Isolation and clinical significance of Pseudallescheria and Scedosporium species

R Horré, G Marklein
Medical Mycology 2009, 47 (4): 415-21
In the course of the past decades, Pseudallescheria/Scedosporium species have become increasingly recognized as causative agents of significant infections in humans. In our laboratory in Bonn, Germany, the first clinical strain was isolated by chance by dipping a wooden swab taken from a chronic wound process into brain-heart infusion broth. The latter was being used as an enrichment medium for the recovery of infectious agents. Subsequently, a total of 35 additional Pseudallescheria/Scedosporium strains from four patients suffering from invasive fungal infection were isolated with this method.
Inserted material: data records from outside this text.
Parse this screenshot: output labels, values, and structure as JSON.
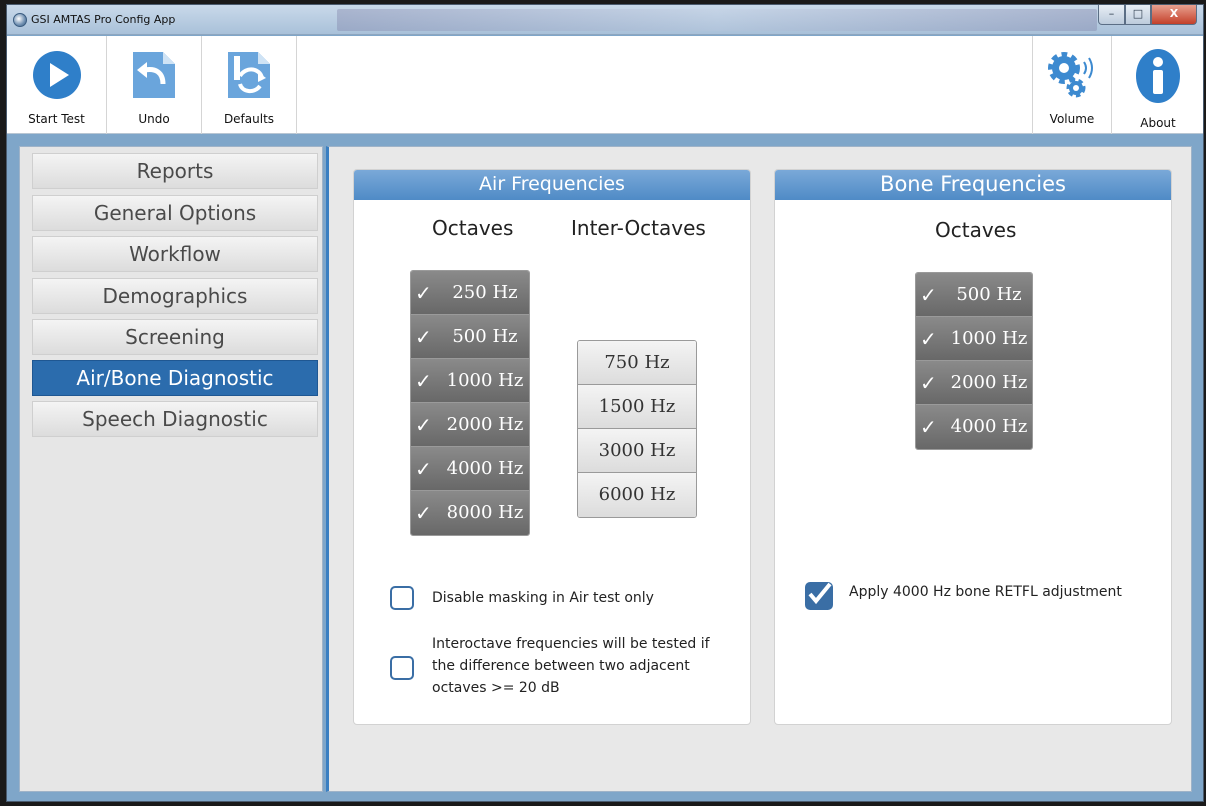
{
  "window": {
    "title": "GSI AMTAS Pro Config App"
  },
  "titlebar_buttons": {
    "minimize": "–",
    "maximize": "□",
    "close": "X"
  },
  "toolbar": {
    "start_test": "Start Test",
    "undo": "Undo",
    "defaults": "Defaults",
    "volume": "Volume",
    "about": "About"
  },
  "nav": {
    "items": [
      {
        "label": "Reports"
      },
      {
        "label": "General Options"
      },
      {
        "label": "Workflow"
      },
      {
        "label": "Demographics"
      },
      {
        "label": "Screening"
      },
      {
        "label": "Air/Bone Diagnostic"
      },
      {
        "label": "Speech Diagnostic"
      }
    ],
    "selected": "Air/Bone Diagnostic"
  },
  "air": {
    "title": "Air Frequencies",
    "octaves_label": "Octaves",
    "interoctaves_label": "Inter-Octaves",
    "octaves": [
      {
        "label": "250 Hz",
        "checked": true
      },
      {
        "label": "500 Hz",
        "checked": true
      },
      {
        "label": "1000 Hz",
        "checked": true
      },
      {
        "label": "2000 Hz",
        "checked": true
      },
      {
        "label": "4000 Hz",
        "checked": true
      },
      {
        "label": "8000 Hz",
        "checked": true
      }
    ],
    "interoctaves": [
      {
        "label": "750 Hz",
        "checked": false
      },
      {
        "label": "1500 Hz",
        "checked": false
      },
      {
        "label": "3000 Hz",
        "checked": false
      },
      {
        "label": "6000 Hz",
        "checked": false
      }
    ],
    "disable_masking": {
      "label": "Disable masking in Air test only",
      "checked": false
    },
    "interoctave_rule": {
      "lines": [
        "Interoctave frequencies will be tested if",
        "the difference between two adjacent",
        "octaves >= 20 dB"
      ],
      "checked": false
    }
  },
  "bone": {
    "title": "Bone Frequencies",
    "octaves_label": "Octaves",
    "octaves": [
      {
        "label": "500 Hz",
        "checked": true
      },
      {
        "label": "1000 Hz",
        "checked": true
      },
      {
        "label": "2000 Hz",
        "checked": true
      },
      {
        "label": "4000 Hz",
        "checked": true
      }
    ],
    "retfl": {
      "label": "Apply 4000 Hz bone RETFL adjustment",
      "checked": true
    }
  },
  "check_glyph": "✓",
  "colors": {
    "accent": "#2b6cad",
    "header": "#5b94cc",
    "checked_btn": "#787878"
  }
}
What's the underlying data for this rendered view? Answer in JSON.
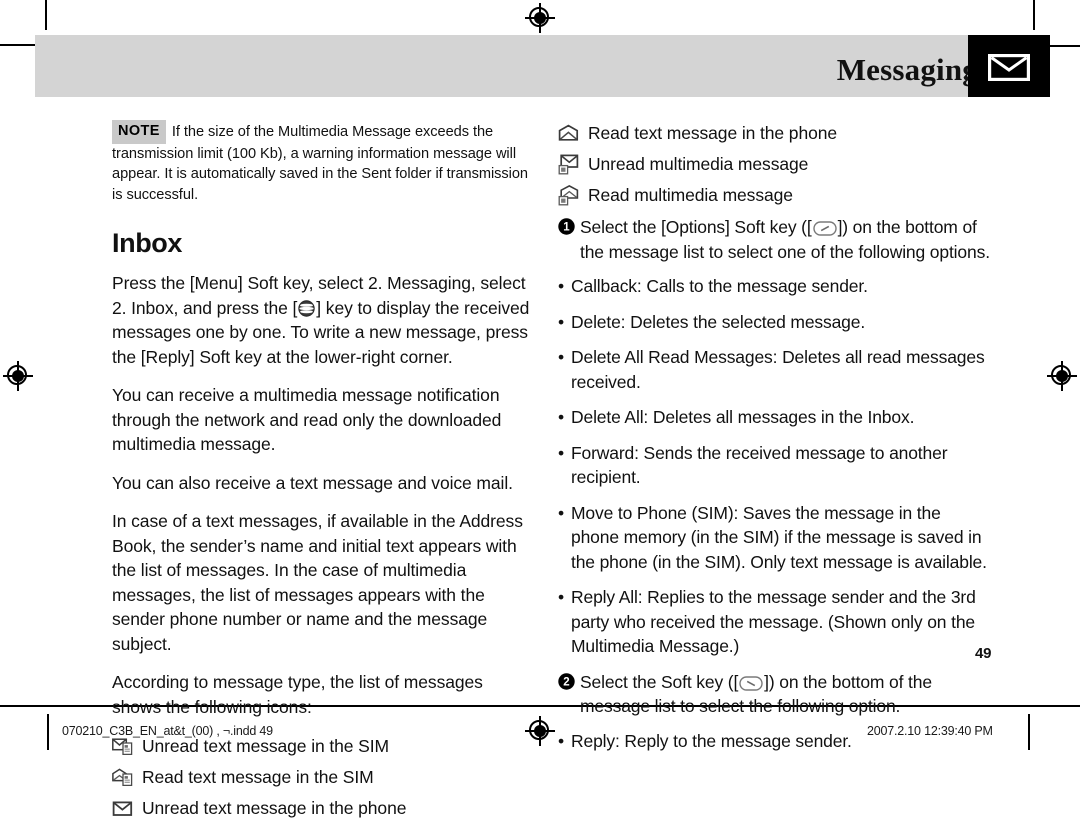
{
  "header": {
    "title": "Messaging",
    "badge_icon": "envelope-icon"
  },
  "page_number": "49",
  "note": {
    "badge": "NOTE",
    "text": "If the size of the Multimedia Message exceeds the transmission limit (100 Kb), a warning information message will appear. It is automatically saved in the Sent folder if transmission is successful."
  },
  "left_column": {
    "section_title": "Inbox",
    "paragraphs": [
      "Press the [Menu] Soft key, select 2. Messaging, select 2. Inbox, and press the [",
      "You can receive a multimedia message notification through the network and read only the downloaded multimedia message.",
      "You can also receive a text message and voice mail.",
      "In case of a text messages, if available in the Address Book, the sender’s name and initial text appears with the list of messages. In the case of multimedia messages, the list of messages appears with the sender phone number or name and the message subject.",
      "According to message type, the list of messages shows the following icons:"
    ],
    "paragraph1_tail": "] key to display the received messages one by one. To write a new message, press the [Reply] Soft key at the lower-right corner.",
    "icon_list": [
      {
        "icon": "unread-text-sim-icon",
        "label": "Unread text message in the SIM"
      },
      {
        "icon": "read-text-sim-icon",
        "label": "Read text message in the SIM"
      },
      {
        "icon": "unread-text-phone-icon",
        "label": "Unread text message in the phone"
      }
    ]
  },
  "right_column": {
    "icon_list": [
      {
        "icon": "read-text-phone-icon",
        "label": "Read text message in the phone"
      },
      {
        "icon": "unread-multimedia-icon",
        "label": "Unread multimedia message"
      },
      {
        "icon": "read-multimedia-icon",
        "label": "Read multimedia message"
      }
    ],
    "step1": {
      "marker": "1",
      "text_before": "Select the [Options] Soft key ([",
      "text_after": "]) on the bottom of the message list to select one of the following options."
    },
    "options": [
      "Callback: Calls to the message sender.",
      "Delete: Deletes the selected message.",
      "Delete All Read Messages: Deletes all read messages received.",
      "Delete All: Deletes all messages in the Inbox.",
      "Forward: Sends the received message to another recipient.",
      "Move to Phone (SIM): Saves the message in the phone memory (in the SIM) if the message is saved in the phone (in the SIM). Only text message is available.",
      "Reply All: Replies to the message sender and the 3rd party who received the message. (Shown only on the Multimedia Message.)"
    ],
    "step2": {
      "marker": "2",
      "text_before": "Select the Soft key ([",
      "text_after": "]) on the bottom of the message list to select the following option."
    },
    "options2": [
      "Reply: Reply to the message sender."
    ]
  },
  "footer": {
    "filename": "070210_C3B_EN_at&t_(00) , ¬.indd   49",
    "timestamp": "2007.2.10   12:39:40 PM"
  },
  "colors": {
    "header_band": "#d4d4d4",
    "badge_background": "#000000",
    "note_badge": "#c9c9c9",
    "text": "#111111"
  }
}
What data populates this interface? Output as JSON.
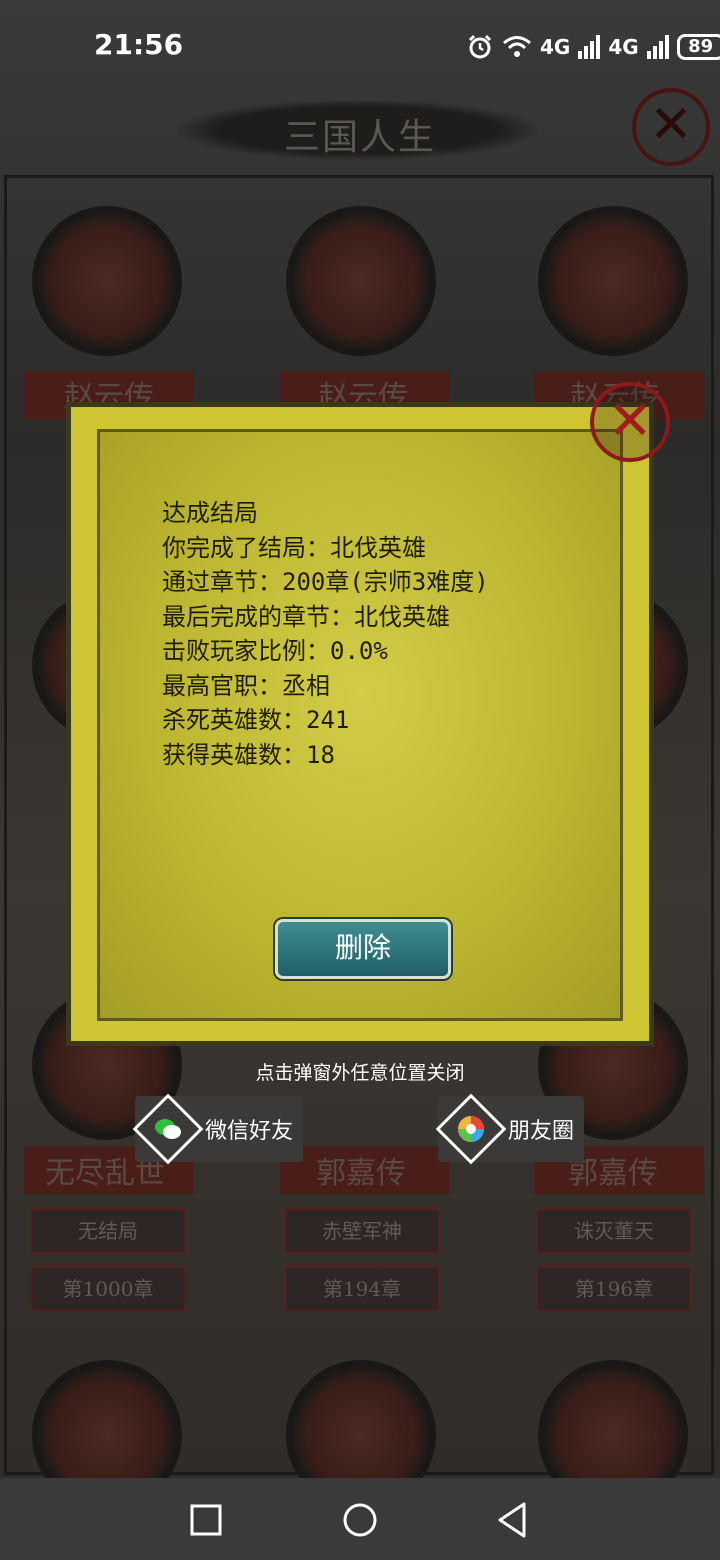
{
  "status_bar": {
    "time": "21:56",
    "signal_1": "4G",
    "signal_2": "4G",
    "battery": "89"
  },
  "page": {
    "title": "三国人生"
  },
  "background_cards": {
    "row1_banners": [
      "赵云传",
      "赵云传",
      "赵云传"
    ],
    "row3_banners": [
      "无尽乱世",
      "郭嘉传",
      "郭嘉传"
    ],
    "row3_endings": [
      "无结局",
      "赤壁军神",
      "诛灭董天"
    ],
    "row3_chapters": [
      "第1000章",
      "第194章",
      "第196章"
    ]
  },
  "dialog": {
    "lines": [
      "达成结局",
      "你完成了结局：北伐英雄",
      "通过章节：200章(宗师3难度)",
      "最后完成的章节：北伐英雄",
      "击败玩家比例：0.0%",
      "最高官职：丞相",
      "杀死英雄数：241",
      "获得英雄数：18"
    ],
    "delete_label": "删除"
  },
  "hint": "点击弹窗外任意位置关闭",
  "share": {
    "wechat_friend": "微信好友",
    "moments": "朋友圈"
  },
  "colors": {
    "dialog_paper": "#cfc532",
    "delete_button": "#2f7a80",
    "close_red": "#9e1c1c"
  }
}
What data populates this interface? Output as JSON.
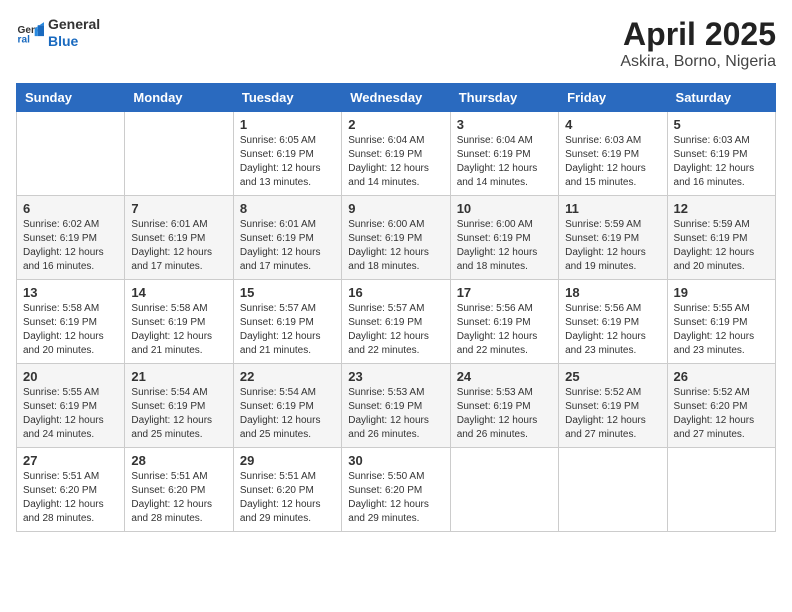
{
  "header": {
    "logo_general": "General",
    "logo_blue": "Blue",
    "title": "April 2025",
    "subtitle": "Askira, Borno, Nigeria"
  },
  "days_of_week": [
    "Sunday",
    "Monday",
    "Tuesday",
    "Wednesday",
    "Thursday",
    "Friday",
    "Saturday"
  ],
  "weeks": [
    [
      {
        "day": "",
        "info": ""
      },
      {
        "day": "",
        "info": ""
      },
      {
        "day": "1",
        "info": "Sunrise: 6:05 AM\nSunset: 6:19 PM\nDaylight: 12 hours and 13 minutes."
      },
      {
        "day": "2",
        "info": "Sunrise: 6:04 AM\nSunset: 6:19 PM\nDaylight: 12 hours and 14 minutes."
      },
      {
        "day": "3",
        "info": "Sunrise: 6:04 AM\nSunset: 6:19 PM\nDaylight: 12 hours and 14 minutes."
      },
      {
        "day": "4",
        "info": "Sunrise: 6:03 AM\nSunset: 6:19 PM\nDaylight: 12 hours and 15 minutes."
      },
      {
        "day": "5",
        "info": "Sunrise: 6:03 AM\nSunset: 6:19 PM\nDaylight: 12 hours and 16 minutes."
      }
    ],
    [
      {
        "day": "6",
        "info": "Sunrise: 6:02 AM\nSunset: 6:19 PM\nDaylight: 12 hours and 16 minutes."
      },
      {
        "day": "7",
        "info": "Sunrise: 6:01 AM\nSunset: 6:19 PM\nDaylight: 12 hours and 17 minutes."
      },
      {
        "day": "8",
        "info": "Sunrise: 6:01 AM\nSunset: 6:19 PM\nDaylight: 12 hours and 17 minutes."
      },
      {
        "day": "9",
        "info": "Sunrise: 6:00 AM\nSunset: 6:19 PM\nDaylight: 12 hours and 18 minutes."
      },
      {
        "day": "10",
        "info": "Sunrise: 6:00 AM\nSunset: 6:19 PM\nDaylight: 12 hours and 18 minutes."
      },
      {
        "day": "11",
        "info": "Sunrise: 5:59 AM\nSunset: 6:19 PM\nDaylight: 12 hours and 19 minutes."
      },
      {
        "day": "12",
        "info": "Sunrise: 5:59 AM\nSunset: 6:19 PM\nDaylight: 12 hours and 20 minutes."
      }
    ],
    [
      {
        "day": "13",
        "info": "Sunrise: 5:58 AM\nSunset: 6:19 PM\nDaylight: 12 hours and 20 minutes."
      },
      {
        "day": "14",
        "info": "Sunrise: 5:58 AM\nSunset: 6:19 PM\nDaylight: 12 hours and 21 minutes."
      },
      {
        "day": "15",
        "info": "Sunrise: 5:57 AM\nSunset: 6:19 PM\nDaylight: 12 hours and 21 minutes."
      },
      {
        "day": "16",
        "info": "Sunrise: 5:57 AM\nSunset: 6:19 PM\nDaylight: 12 hours and 22 minutes."
      },
      {
        "day": "17",
        "info": "Sunrise: 5:56 AM\nSunset: 6:19 PM\nDaylight: 12 hours and 22 minutes."
      },
      {
        "day": "18",
        "info": "Sunrise: 5:56 AM\nSunset: 6:19 PM\nDaylight: 12 hours and 23 minutes."
      },
      {
        "day": "19",
        "info": "Sunrise: 5:55 AM\nSunset: 6:19 PM\nDaylight: 12 hours and 23 minutes."
      }
    ],
    [
      {
        "day": "20",
        "info": "Sunrise: 5:55 AM\nSunset: 6:19 PM\nDaylight: 12 hours and 24 minutes."
      },
      {
        "day": "21",
        "info": "Sunrise: 5:54 AM\nSunset: 6:19 PM\nDaylight: 12 hours and 25 minutes."
      },
      {
        "day": "22",
        "info": "Sunrise: 5:54 AM\nSunset: 6:19 PM\nDaylight: 12 hours and 25 minutes."
      },
      {
        "day": "23",
        "info": "Sunrise: 5:53 AM\nSunset: 6:19 PM\nDaylight: 12 hours and 26 minutes."
      },
      {
        "day": "24",
        "info": "Sunrise: 5:53 AM\nSunset: 6:19 PM\nDaylight: 12 hours and 26 minutes."
      },
      {
        "day": "25",
        "info": "Sunrise: 5:52 AM\nSunset: 6:19 PM\nDaylight: 12 hours and 27 minutes."
      },
      {
        "day": "26",
        "info": "Sunrise: 5:52 AM\nSunset: 6:20 PM\nDaylight: 12 hours and 27 minutes."
      }
    ],
    [
      {
        "day": "27",
        "info": "Sunrise: 5:51 AM\nSunset: 6:20 PM\nDaylight: 12 hours and 28 minutes."
      },
      {
        "day": "28",
        "info": "Sunrise: 5:51 AM\nSunset: 6:20 PM\nDaylight: 12 hours and 28 minutes."
      },
      {
        "day": "29",
        "info": "Sunrise: 5:51 AM\nSunset: 6:20 PM\nDaylight: 12 hours and 29 minutes."
      },
      {
        "day": "30",
        "info": "Sunrise: 5:50 AM\nSunset: 6:20 PM\nDaylight: 12 hours and 29 minutes."
      },
      {
        "day": "",
        "info": ""
      },
      {
        "day": "",
        "info": ""
      },
      {
        "day": "",
        "info": ""
      }
    ]
  ]
}
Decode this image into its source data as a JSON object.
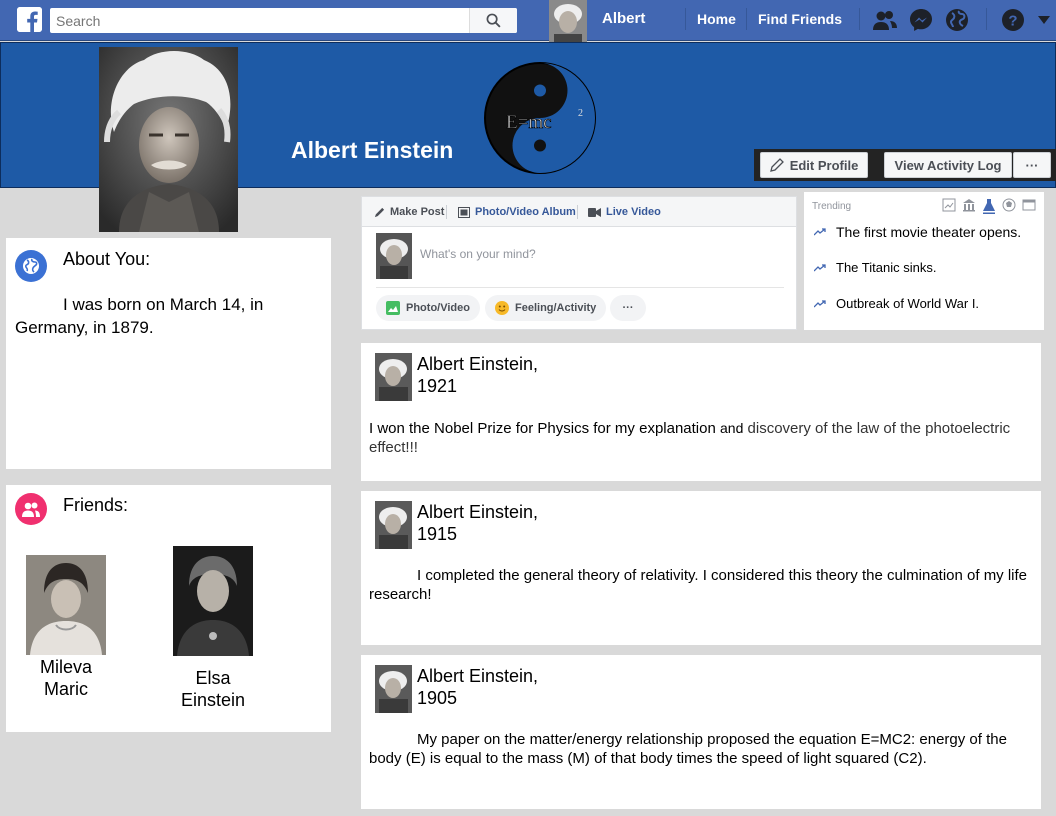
{
  "topbar": {
    "search_placeholder": "Search",
    "user_name": "Albert",
    "home": "Home",
    "find_friends": "Find Friends",
    "brand_color": "#4267b2"
  },
  "cover": {
    "name": "Albert Einstein",
    "emblem_text": "E=mc",
    "emblem_sup": "2",
    "edit_profile": "Edit Profile",
    "view_activity_log": "View Activity Log",
    "more": "···"
  },
  "about": {
    "title": "About You:",
    "text": "I was born on March 14, in Germany, in 1879."
  },
  "friends": {
    "title": "Friends:",
    "list": [
      {
        "name": "Mileva Maric"
      },
      {
        "name": "Elsa Einstein"
      }
    ]
  },
  "composer": {
    "tab_make_post": "Make Post",
    "tab_album": "Photo/Video Album",
    "tab_live": "Live Video",
    "placeholder": "What's on your mind?",
    "photo_video": "Photo/Video",
    "feeling": "Feeling/Activity",
    "more": "···"
  },
  "trending": {
    "label": "Trending",
    "items": [
      "The first movie theater opens.",
      "The Titanic sinks.",
      "Outbreak of World War I."
    ]
  },
  "posts": [
    {
      "author": "Albert Einstein,",
      "year": "1921",
      "text_a": "I won the Nobel Prize for Physics for my explanation",
      "text_b": "and",
      "text_c": "discovery of the law of the photoelectric effect!!!"
    },
    {
      "author": "Albert Einstein,",
      "year": "1915",
      "text": "I completed the general theory of relativity. I considered this theory the culmination of my life research!"
    },
    {
      "author": "Albert Einstein,",
      "year": "1905",
      "text": "My paper on the matter/energy relationship proposed the equation E=MC2: energy of the body (E) is equal to the mass (M) of that body times the speed of light squared (C2)."
    }
  ]
}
In contrast, only 27 of the 36 isolates were detected by plating the specimens on Sabouraud glucose agar (75%). Furthermore, eight strains were recovered from the respiratory tract samples of six out of 42 patients suffering from cystic fibrosis. While all eight strains were isolated on SceSel+ agar, only five were obtained from wooden sticks dipped into broth for enrichment of infectious agents (62.5%) and only three on Sabouraud glucose agar (37.5%). The clinical cases are summarized and methods used for detection are described. Species identification is based on the taxonomy valid in 2005; in the interim several re-classifications have been proposed.